Guide agli adempimenti

Jobs Act, interventi per promuovere l’occupazione

Sommario

Introduzione | Contratto di lavoro a termine (tempo determinato) | La soglia numerica | La durata del contratto a termine e il regime delle proroghe | Proroghe | Apprendistato | Le modifiche al contratto di apprendistato a seguito dell’intervento del D.L. 34/2014 | Piano Formativo | La stabilizzazione degli apprendisti | La formazione e il piano formativo | Il trattamento economico dell’apprendista | I limiti per le assunzioni di apprendisti | Come cambiano i contratti di solidarietà |

 

Con la conversione del Decreto 34/2014 (Legge 16 maggio 2014, n. 78) la disciplina dei contratti di lavoro ha subito una sostanziale modifica per quel che riguarda lavoro a termine, apprendistato e contratti di solidarietà. In realtà, seppur in modo meno incisivo, la Legge n. 99/2013 aveva inciso sui contratti a termine e i contratti di apprendistato introducendo nuove regole per la loro applicazione. Con il n. D.L. n. 34/2014 sono state introdotte nuove regole per l’applicazione dei contratti di apprendistato, in particolare sono state disciplinate le linee direttive per il contratto di apprendistato professionalizzante o di mestiere e si è specificata la disciplina dei contratti a tempo determinato abolendo, di fatto, la causalità del contratto.
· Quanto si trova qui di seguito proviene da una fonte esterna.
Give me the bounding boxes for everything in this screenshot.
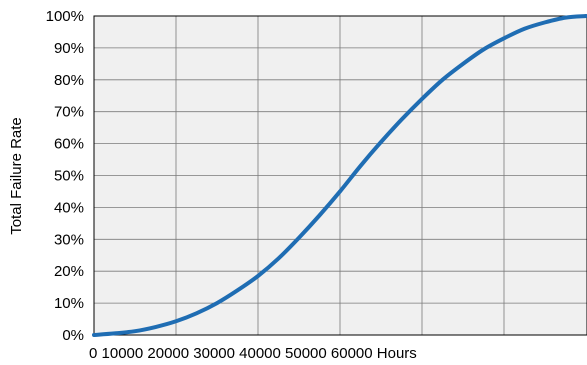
- data-point: [482, 47, 485, 51]
- data-point: [502, 36, 506, 40]
- data-point: [461, 62, 465, 66]
- y-tick-label: 70%: [54, 104, 84, 121]
- y-tick-label: 50%: [54, 168, 84, 185]
- data-point: [195, 311, 198, 315]
- data-point: [133, 329, 137, 333]
- data-point: [92, 333, 96, 337]
- y-tick-label: 40%: [54, 199, 84, 216]
- horizontal-gridlines: [94, 47, 587, 304]
- data-point: [441, 78, 444, 82]
- series-layer: [92, 14, 587, 337]
- plot-frame: [93, 15, 587, 336]
- y-axis-title: Total Failure Rate: [8, 117, 25, 235]
- data-point: [154, 325, 157, 329]
- data-point: [523, 27, 526, 31]
- y-tick-label: 10%: [54, 295, 84, 312]
- data-point: [297, 236, 301, 240]
- data-point: [236, 288, 239, 292]
- data-point: [543, 20, 547, 24]
- data-point: [277, 256, 280, 260]
- y-tick-label: 80%: [54, 72, 84, 89]
- y-tick-label: 90%: [54, 40, 84, 57]
- y-tick-label: 30%: [54, 231, 84, 248]
- y-tick-label: 0%: [62, 327, 84, 344]
- data-point: [420, 97, 424, 101]
- y-tick-label: 100%: [46, 8, 84, 25]
- y-tick-label: 20%: [54, 263, 84, 280]
- data-point: [215, 301, 219, 305]
- data-point: [338, 189, 342, 193]
- data-point: [359, 164, 362, 168]
- x-axis-tick-labels: 0 10000 20000 30000 40000 50000 60000 Ho…: [89, 345, 417, 362]
- y-tick-labels: 0% 10% 20% 30% 40% 50% 60% 70% 80% 90% 100%: [46, 8, 84, 344]
- data-point: [318, 213, 321, 217]
- data-point: [584, 14, 587, 18]
- data-point: [564, 16, 567, 20]
- data-point: [256, 274, 260, 278]
- data-point: [174, 319, 178, 323]
- data-point: [113, 331, 116, 335]
- data-point: [400, 118, 403, 122]
- data-point: [379, 140, 383, 144]
- y-tick-label: 60%: [54, 136, 84, 153]
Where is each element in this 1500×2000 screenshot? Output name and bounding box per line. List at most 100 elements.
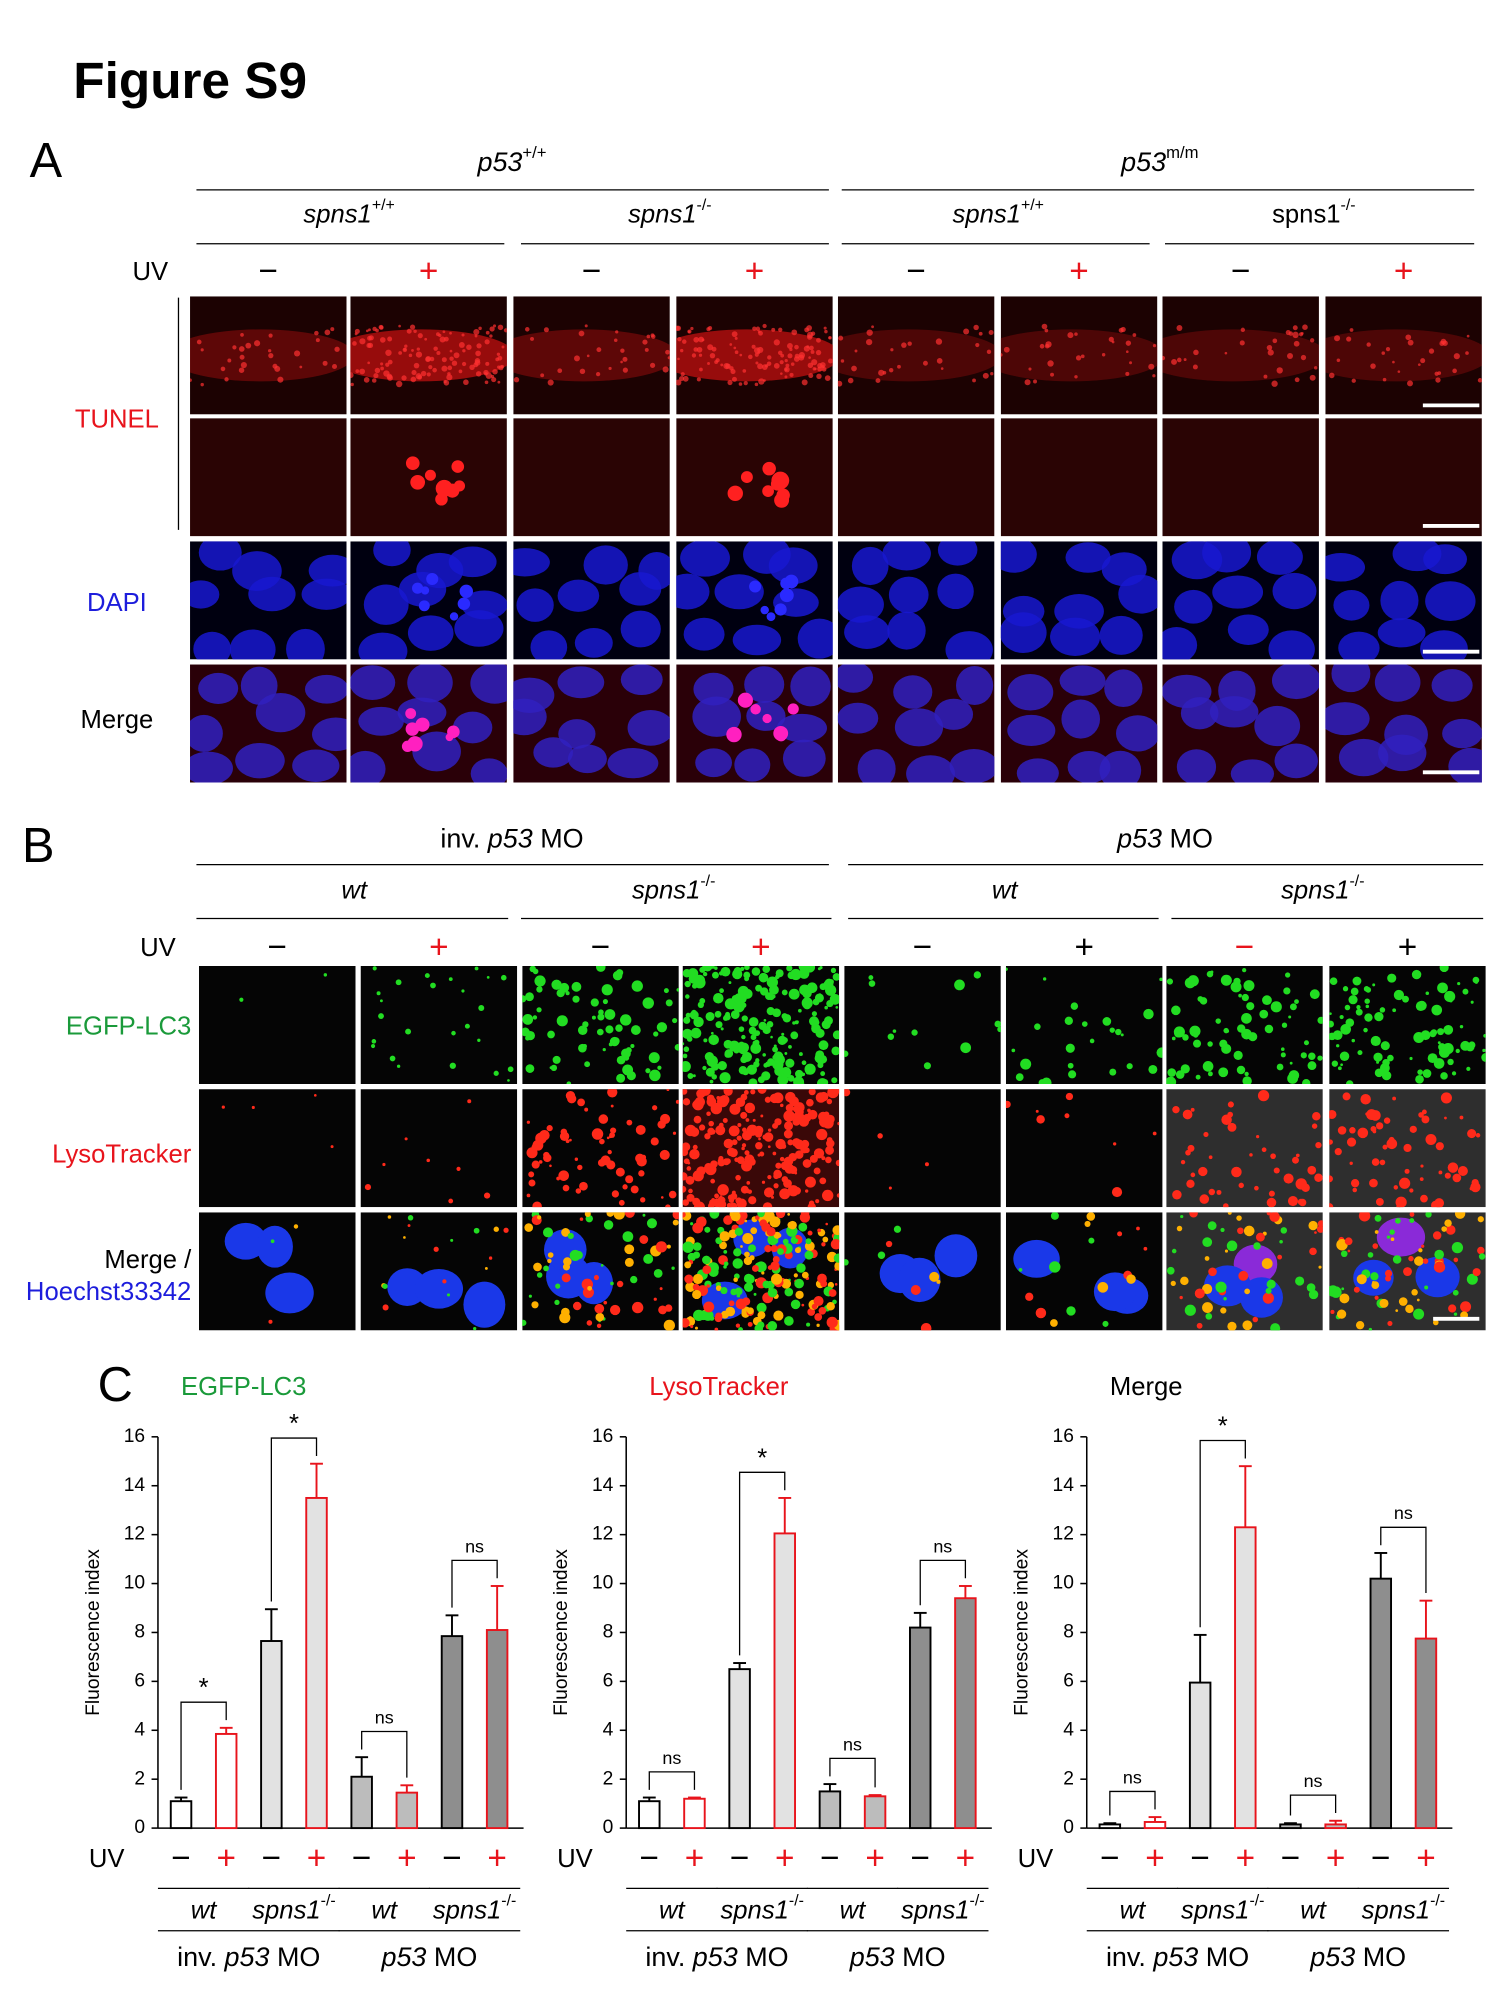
speck: [696, 346, 703, 353]
puncta: [655, 1241, 668, 1253]
label-base: spns1: [632, 876, 700, 904]
speck: [492, 368, 498, 375]
puncta: [1372, 1243, 1379, 1249]
speck: [227, 358, 232, 363]
puncta: [665, 999, 673, 1007]
puncta: [1396, 1204, 1401, 1208]
speck: [458, 342, 465, 348]
puncta: [802, 1000, 812, 1010]
puncta: [683, 1016, 691, 1024]
speck: [665, 349, 670, 355]
uv-sign: +: [1394, 253, 1413, 290]
puncta: [682, 1053, 688, 1059]
speck: [680, 372, 685, 377]
puncta: [1443, 1024, 1454, 1035]
puncta: [787, 1139, 794, 1146]
puncta: [525, 1030, 535, 1041]
micrograph-tile: [1005, 966, 1163, 1085]
label-superscript: -/-: [321, 1893, 336, 1910]
puncta: [1261, 1258, 1273, 1269]
puncta: [610, 1127, 617, 1134]
micrograph-tile: [199, 1212, 356, 1331]
speck: [449, 349, 453, 353]
puncta: [1363, 1027, 1368, 1033]
puncta: [1113, 1142, 1117, 1146]
tile-bg: [1000, 418, 1158, 537]
speck: [496, 352, 501, 356]
puncta: [536, 986, 543, 993]
puncta: [1385, 1275, 1392, 1282]
treatment-label: inv. p53 MO: [177, 1942, 320, 1972]
puncta: [929, 1271, 940, 1282]
puncta: [473, 1327, 477, 1331]
speck: [809, 345, 814, 351]
speck: [1310, 338, 1315, 343]
speck: [385, 349, 392, 356]
puncta: [488, 1256, 493, 1260]
puncta: [844, 1089, 851, 1097]
puncta: [313, 1094, 317, 1097]
speck: [988, 330, 994, 335]
puncta: [1379, 1298, 1389, 1308]
puncta: [1289, 1061, 1293, 1065]
nucleus: [1000, 541, 1037, 573]
puncta: [723, 1250, 728, 1254]
x-category-label: −: [442, 1840, 461, 1877]
puncta: [751, 967, 761, 976]
speck: [622, 367, 628, 373]
puncta: [690, 1027, 702, 1039]
speck: [771, 327, 776, 332]
speck: [754, 382, 759, 387]
speck: [485, 330, 490, 335]
puncta: [569, 1138, 572, 1142]
speck: [372, 326, 377, 332]
puncta: [737, 1043, 749, 1055]
puncta: [1202, 1237, 1213, 1248]
puncta: [1202, 1061, 1214, 1072]
speck: [940, 367, 944, 370]
bar: [395, 1791, 419, 1830]
speck: [240, 332, 244, 337]
micrograph-tile: [1162, 418, 1319, 537]
puncta: [464, 1023, 470, 1029]
puncta: [1205, 1313, 1213, 1320]
puncta: [1136, 1226, 1140, 1231]
puncta: [1236, 1065, 1246, 1075]
significance-bracket: [180, 1701, 227, 1790]
puncta: [663, 988, 669, 994]
puncta: [792, 1138, 801, 1147]
puncta: [1249, 1153, 1253, 1157]
puncta: [1403, 1267, 1412, 1276]
speck: [758, 378, 765, 385]
puncta: [597, 1013, 605, 1021]
speck: [530, 336, 534, 341]
puncta: [1176, 1225, 1183, 1232]
speck: [1465, 351, 1469, 355]
speck: [901, 342, 907, 348]
x-category-label: −: [1190, 1840, 1209, 1877]
puncta: [1005, 967, 1008, 971]
puncta: [1210, 970, 1214, 974]
puncta: [1262, 995, 1272, 1006]
nucleus: [956, 666, 994, 706]
micrograph-tile: [1166, 1089, 1323, 1208]
nucleus: [1050, 617, 1101, 657]
puncta: [1433, 1261, 1446, 1273]
nucleus: [240, 666, 278, 705]
micrograph-tile: [676, 541, 833, 660]
nucleus: [350, 665, 396, 700]
apoptotic-body: [760, 605, 769, 615]
puncta: [749, 1079, 757, 1085]
puncta: [826, 1316, 838, 1328]
puncta: [1352, 976, 1362, 986]
puncta: [821, 1020, 831, 1030]
puncta: [1198, 1166, 1208, 1177]
puncta: [746, 1124, 758, 1136]
puncta: [616, 1073, 626, 1083]
puncta: [706, 1094, 715, 1103]
y-tick-label: 10: [124, 1573, 145, 1594]
puncta: [1424, 1285, 1429, 1290]
puncta: [1020, 1058, 1032, 1070]
puncta: [1227, 1101, 1234, 1108]
puncta: [1241, 1028, 1252, 1040]
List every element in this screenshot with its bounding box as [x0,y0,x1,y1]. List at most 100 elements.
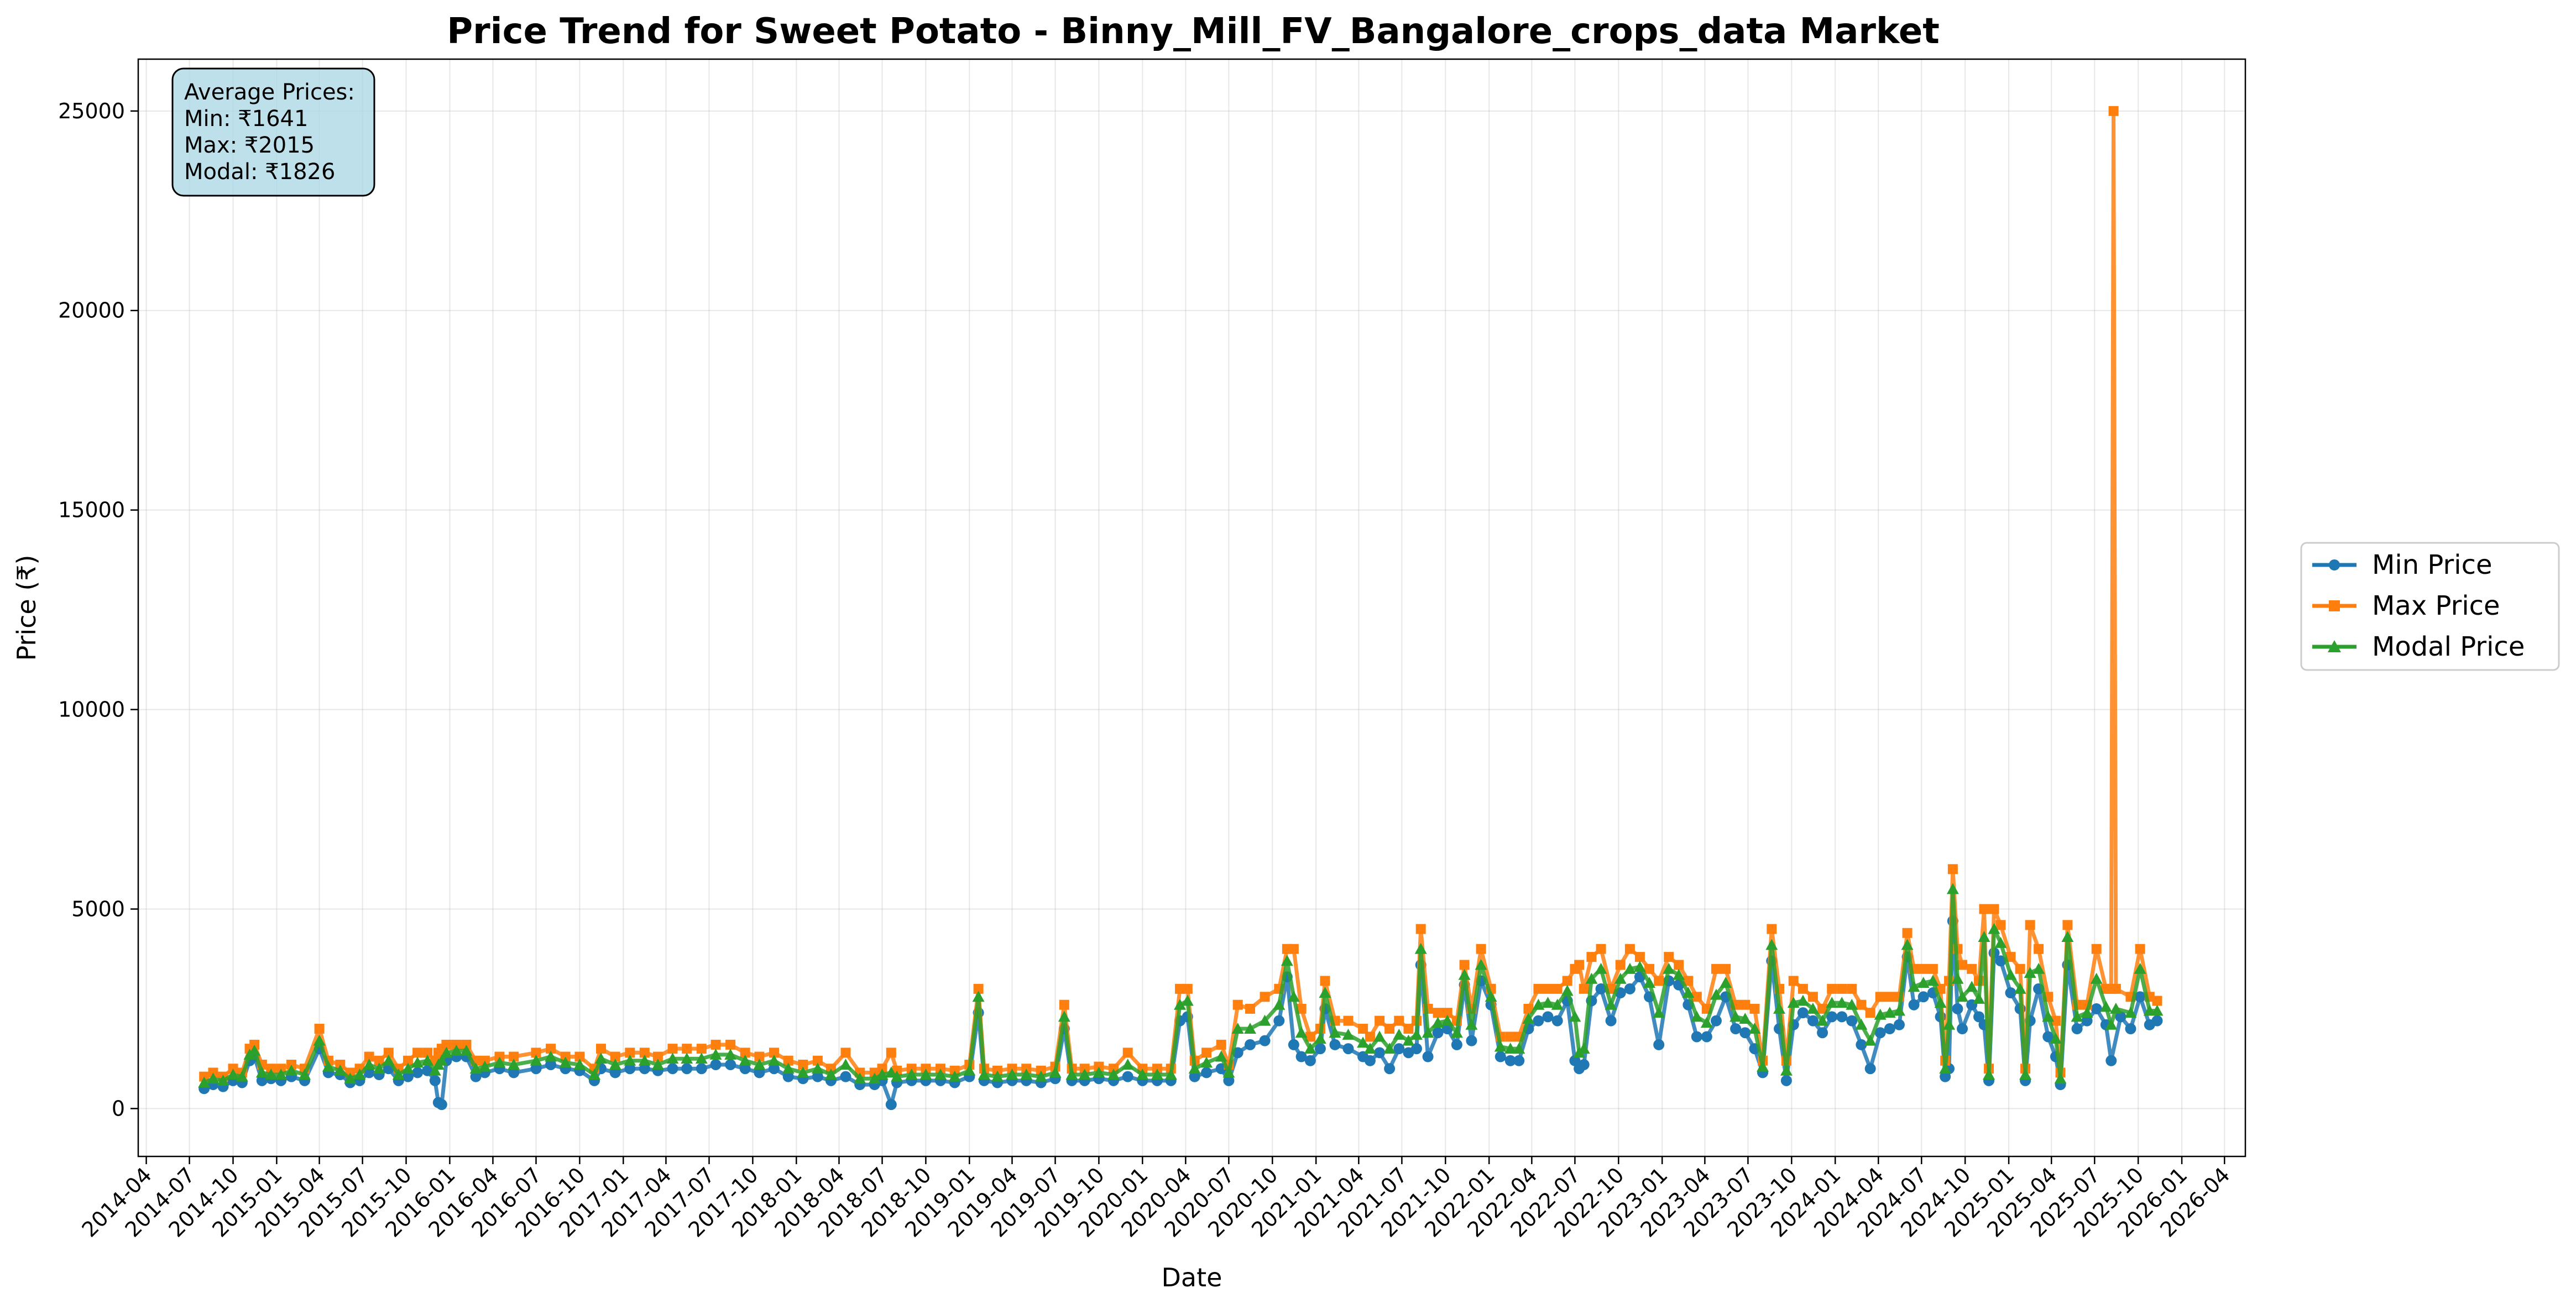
data-point-modal-price [2061,931,2074,942]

In definitiva, il datore di lavoro non dovrà più specificare la causale con la quale giustificava il termine al contratto per motivi di carattere tecnico, organizzativo e produttivo. Circa i contratti di solidarietà, per quelli difensivi di tipo a) viene prevista per il 2014 l’integrazione salariale a vantaggio dei lavoratori del 70% della retribuzione di riferimento. Il D.L. n. 34/2014, invece, non interviene sui contratti difensivi di tipo b).